The visual designs: this mostly went okay, but there were too many characters that ended up as metaphors of past characters rather than characters themselves. "Oh, he was meant to reference MOVIE X, that's why he was acting that way!" is okay for a background character, not for somebody with dozens of lines! They needed to trim more characters out of the medium roles and down to pure cameos, so that the remainders could have given them a chance to exist. (All that said I appreciated the sentiment of the multi-cultural society and the nod to a character with a disability.)
The callbacks: it's hard to get into it without getting into spoilers. Some of the references were clever and interesting. Far more of them felt forced but not really clever; this wasn't as clever as Shrek, or even random cross-references in Marvel movies. It felt more shallow than loving, and they didn't really help each other out very often. They didn't gel well, and didn't really offer a new perspective on the old work. But they were something to focus on, and will probably be fun to talk about for a while.
Finally, the revolution stuff. Sigh. I wanted to like this, and I still want to like this, and it seems the part most likely to have value and resonance going forward, but it just felt pro forma.
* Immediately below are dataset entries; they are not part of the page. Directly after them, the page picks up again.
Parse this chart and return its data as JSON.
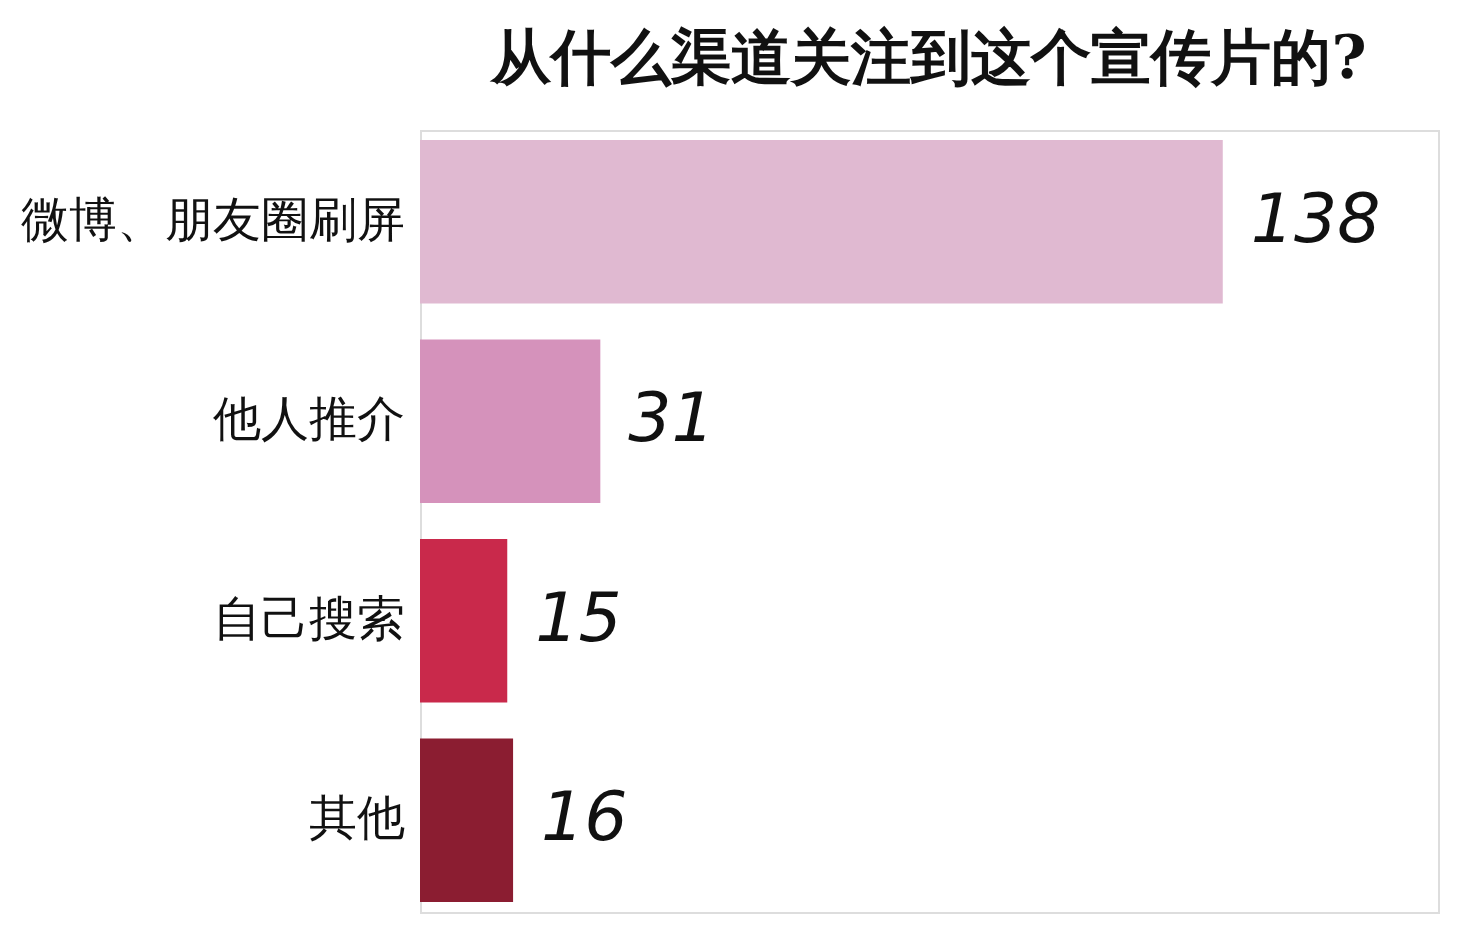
{
  "chart_data": {
    "type": "bar",
    "orientation": "horizontal",
    "title": "从什么渠道关注到这个宣传片的?",
    "categories": [
      "微博、朋友圈刷屏",
      "他人推介",
      "自己搜索",
      "其他"
    ],
    "values": [
      138,
      31,
      15,
      16
    ],
    "colors": [
      "#e0b9d1",
      "#d592bb",
      "#c9294b",
      "#8b1d31"
    ],
    "xlim": [
      0,
      175
    ],
    "tick_labels": "y",
    "data_labels": true,
    "legend": false
  }
}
The bad guy is bad, therefore the people most rise up, and do so within the context of the movie; but it still felt lazy? Too simple, too pat? I don't know how this could have been fixed, though. This is the part that most makes me wish for some rewrites, some new ideas, some new metaphorical ideas of how to fight that evil and how to deal with it afterwards.
I have more complaints than this! The things they did focus on seemed best for the trailers and otherwise mostly unconnected to the story (the Alan Tudyk goat, the chicken dance number). The artistic design (a 2D looking version of their 3D work) was about half as interesting as it wanted to be, but I respect the attempt. The kingdom itself made very little sense: its age, its location, its political structure, its technology level, simple questions like "no heirs?". The villain's backstory was overly-hinted at but otherwise ignored. The movie felt way too long and way too short. Magical traps were pointed out and then ignored. Maybe some of these would have been polished out with time, but probably not all of them.
My wife thinks that, if this hadn't been a Disney movie, it would have been more forgivable. I'm just not sure how it could have gotten made without being a Disney movie. And as it was, I still think it should have been dropped. The good parts weren't worth it.